Калачов заплакал и проснулся. Солнце стояло высоко, ромб света на стене лежал низко. «Арт-отель», 10-46 местного, потсдамского времени. Калачов решительно сдул с себя невесомое одеяло, прошёл в ванную. Выдавил на зубную щётку восклицательный знак. Брился особенно тщетельно. Ну, душ — как всегда.
Завтракал скромно. Трёх дней изобилия вполне хватило, чтобы насытиться. Взял кофе, сэндвичи и чашку фруктового компота на сладкое. Вышел на солнышко, присоединился к Олесю Кавычко; Винтера не было. Олесь завтракал с подружкой, оба обрадовались появлению нового лица, задвигались, заговорили — надоели уже друг другу за ночь. Подружка была из Будапешта, капризная, глаза маслинами. Калачова с неё мутило. Перед глазами стояла Ане, моя Ане, где ты, — без вопроса повторялась мантра на одной тоскливой ноте. Вслух он лениво шутил и имел ненужный успех, от этого шутил ещё ленивее и ещё успешнее. Олесь подбрасывал реплики и урчал. Подружка хохотала как безумная. За минуту до скуки они профессионально закруглились и встали.
Иллюзион. В кадре мастера: Лелюш, Эйзенштейн, Коппола, Феллини, Чаплин с тросточкой, Калачов с девушкой. Все неподвижны.
ДЕВУШКА. Ты веришь в сон?
КАЛАЧОВ. Не знаю.
ДЕВУШКА. Сегодня я видела плохой сон.
КАЛАЧОВ. Я тоже.
ДЕВУШКА. У нас с тобой нет будущего.
Пауза.
ДЕВУШКА. Почему ты молчишь? Скажи что-нибудь. Скажи!
КАЛАЧОВ. У нас с тобой есть настоящее.
Они целуются — долго и нежно, то с силой, то с грустью продолжается их немой диалог, летают их руки, скатываются и снова взлетают, накрепко пеленая тела страстью. Вопрос о будущем уже позабыт, и нет диалога — Дуэт; губ не разнять.
Они застывают в изнеможении, обнявшись. Мимо проходит пожилая чета, не замечая молодых. Молодые выходят из кадра, мастера остаются — они картонные, а на мониторе — как живые: такой аттракцион. Это «Филь-ммузеум», музей кино, здесь полно аттракционов.
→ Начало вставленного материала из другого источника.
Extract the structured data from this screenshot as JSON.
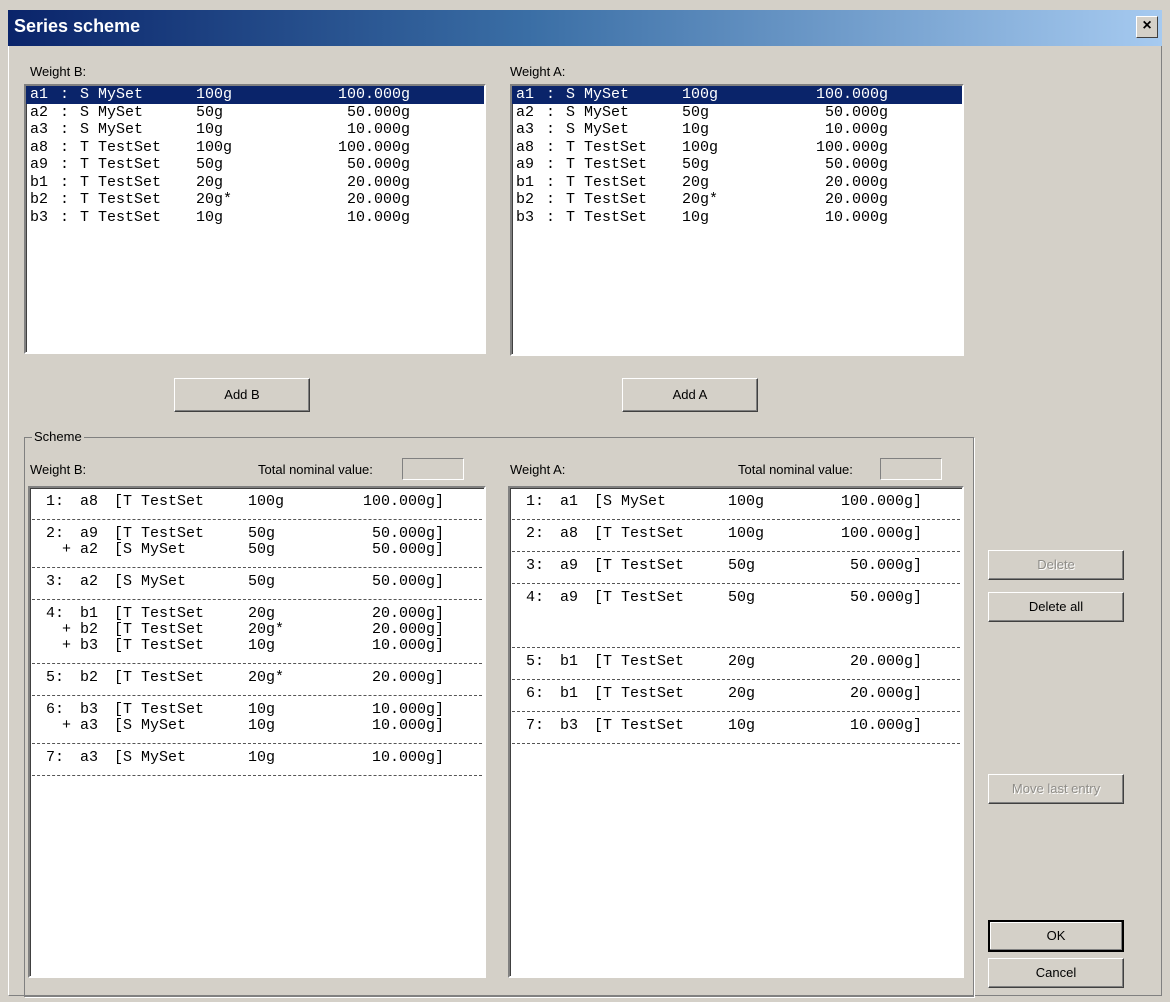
{
  "window": {
    "title": "Series scheme",
    "close_label": "×"
  },
  "weight_b": {
    "label": "Weight B:",
    "items": [
      {
        "id": "a1",
        "sep": ":",
        "set": "S MySet",
        "nominal": "100g",
        "value": "100.000g",
        "selected": true
      },
      {
        "id": "a2",
        "sep": ":",
        "set": "S MySet",
        "nominal": "50g",
        "value": "50.000g"
      },
      {
        "id": "a3",
        "sep": ":",
        "set": "S MySet",
        "nominal": "10g",
        "value": "10.000g"
      },
      {
        "id": "a8",
        "sep": ":",
        "set": "T TestSet",
        "nominal": "100g",
        "value": "100.000g"
      },
      {
        "id": "a9",
        "sep": ":",
        "set": "T TestSet",
        "nominal": "50g",
        "value": "50.000g"
      },
      {
        "id": "b1",
        "sep": ":",
        "set": "T TestSet",
        "nominal": "20g",
        "value": "20.000g"
      },
      {
        "id": "b2",
        "sep": ":",
        "set": "T TestSet",
        "nominal": "20g*",
        "value": "20.000g"
      },
      {
        "id": "b3",
        "sep": ":",
        "set": "T TestSet",
        "nominal": "10g",
        "value": "10.000g"
      }
    ]
  },
  "weight_a": {
    "label": "Weight A:",
    "items": [
      {
        "id": "a1",
        "sep": ":",
        "set": "S MySet",
        "nominal": "100g",
        "value": "100.000g",
        "selected": true
      },
      {
        "id": "a2",
        "sep": ":",
        "set": "S MySet",
        "nominal": "50g",
        "value": "50.000g"
      },
      {
        "id": "a3",
        "sep": ":",
        "set": "S MySet",
        "nominal": "10g",
        "value": "10.000g"
      },
      {
        "id": "a8",
        "sep": ":",
        "set": "T TestSet",
        "nominal": "100g",
        "value": "100.000g"
      },
      {
        "id": "a9",
        "sep": ":",
        "set": "T TestSet",
        "nominal": "50g",
        "value": "50.000g"
      },
      {
        "id": "b1",
        "sep": ":",
        "set": "T TestSet",
        "nominal": "20g",
        "value": "20.000g"
      },
      {
        "id": "b2",
        "sep": ":",
        "set": "T TestSet",
        "nominal": "20g*",
        "value": "20.000g"
      },
      {
        "id": "b3",
        "sep": ":",
        "set": "T TestSet",
        "nominal": "10g",
        "value": "10.000g"
      }
    ]
  },
  "buttons": {
    "add_b": "Add B",
    "add_a": "Add A",
    "delete": "Delete",
    "delete_all": "Delete all",
    "move_last": "Move last entry",
    "ok": "OK",
    "cancel": "Cancel"
  },
  "scheme": {
    "label": "Scheme",
    "total_label": "Total nominal value:",
    "total_b": "",
    "total_a": "",
    "weight_b_label": "Weight B:",
    "weight_a_label": "Weight A:",
    "b_groups": [
      {
        "rows": [
          {
            "prefix": "1:",
            "id": "a8",
            "set": "[T TestSet",
            "nominal": "100g",
            "value": "100.000g]"
          }
        ]
      },
      {
        "rows": [
          {
            "prefix": "2:",
            "id": "a9",
            "set": "[T TestSet",
            "nominal": "50g",
            "value": "50.000g]"
          },
          {
            "prefix": "+",
            "id": "a2",
            "set": "[S MySet",
            "nominal": "50g",
            "value": "50.000g]"
          }
        ]
      },
      {
        "rows": [
          {
            "prefix": "3:",
            "id": "a2",
            "set": "[S MySet",
            "nominal": "50g",
            "value": "50.000g]"
          }
        ]
      },
      {
        "rows": [
          {
            "prefix": "4:",
            "id": "b1",
            "set": "[T TestSet",
            "nominal": "20g",
            "value": "20.000g]"
          },
          {
            "prefix": "+",
            "id": "b2",
            "set": "[T TestSet",
            "nominal": "20g*",
            "value": "20.000g]"
          },
          {
            "prefix": "+",
            "id": "b3",
            "set": "[T TestSet",
            "nominal": "10g",
            "value": "10.000g]"
          }
        ]
      },
      {
        "rows": [
          {
            "prefix": "5:",
            "id": "b2",
            "set": "[T TestSet",
            "nominal": "20g*",
            "value": "20.000g]"
          }
        ]
      },
      {
        "rows": [
          {
            "prefix": "6:",
            "id": "b3",
            "set": "[T TestSet",
            "nominal": "10g",
            "value": "10.000g]"
          },
          {
            "prefix": "+",
            "id": "a3",
            "set": "[S MySet",
            "nominal": "10g",
            "value": "10.000g]"
          }
        ]
      },
      {
        "rows": [
          {
            "prefix": "7:",
            "id": "a3",
            "set": "[S MySet",
            "nominal": "10g",
            "value": "10.000g]"
          }
        ]
      }
    ],
    "a_groups": [
      {
        "rows": [
          {
            "prefix": "1:",
            "id": "a1",
            "set": "[S MySet",
            "nominal": "100g",
            "value": "100.000g]"
          }
        ]
      },
      {
        "rows": [
          {
            "prefix": "2:",
            "id": "a8",
            "set": "[T TestSet",
            "nominal": "100g",
            "value": "100.000g]"
          }
        ]
      },
      {
        "rows": [
          {
            "prefix": "3:",
            "id": "a9",
            "set": "[T TestSet",
            "nominal": "50g",
            "value": "50.000g]"
          }
        ]
      },
      {
        "rows": [
          {
            "prefix": "4:",
            "id": "a9",
            "set": "[T TestSet",
            "nominal": "50g",
            "value": "50.000g]"
          }
        ]
      },
      {
        "rows": [
          {
            "prefix": "5:",
            "id": "b1",
            "set": "[T TestSet",
            "nominal": "20g",
            "value": "20.000g]"
          }
        ]
      },
      {
        "rows": [
          {
            "prefix": "6:",
            "id": "b1",
            "set": "[T TestSet",
            "nominal": "20g",
            "value": "20.000g]"
          }
        ]
      },
      {
        "rows": [
          {
            "prefix": "7:",
            "id": "b3",
            "set": "[T TestSet",
            "nominal": "10g",
            "value": "10.000g]"
          }
        ]
      }
    ]
  }
}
Они целуются везде. У террариума с вещами Марлен Дитрих, в зеркальной гримуборной Марики Рокк, среди колючей проволоки нацистского периода, в декорациях дворца багдадского визиря. В закутке позади огромного антивоенного черепа он, вконец обезумев, раздел её и стал раздеваться сам. Как вдруг дёрнулся фантастический биоробот в углу и заговорил с ними по-немецки. На Ане это не подействовало никак, а Калачов, не зная языка, вообразил себе бог знает что невероятно смешное — и всё испортил. Точнее, он самонадеянно решил отложить всё на вечер.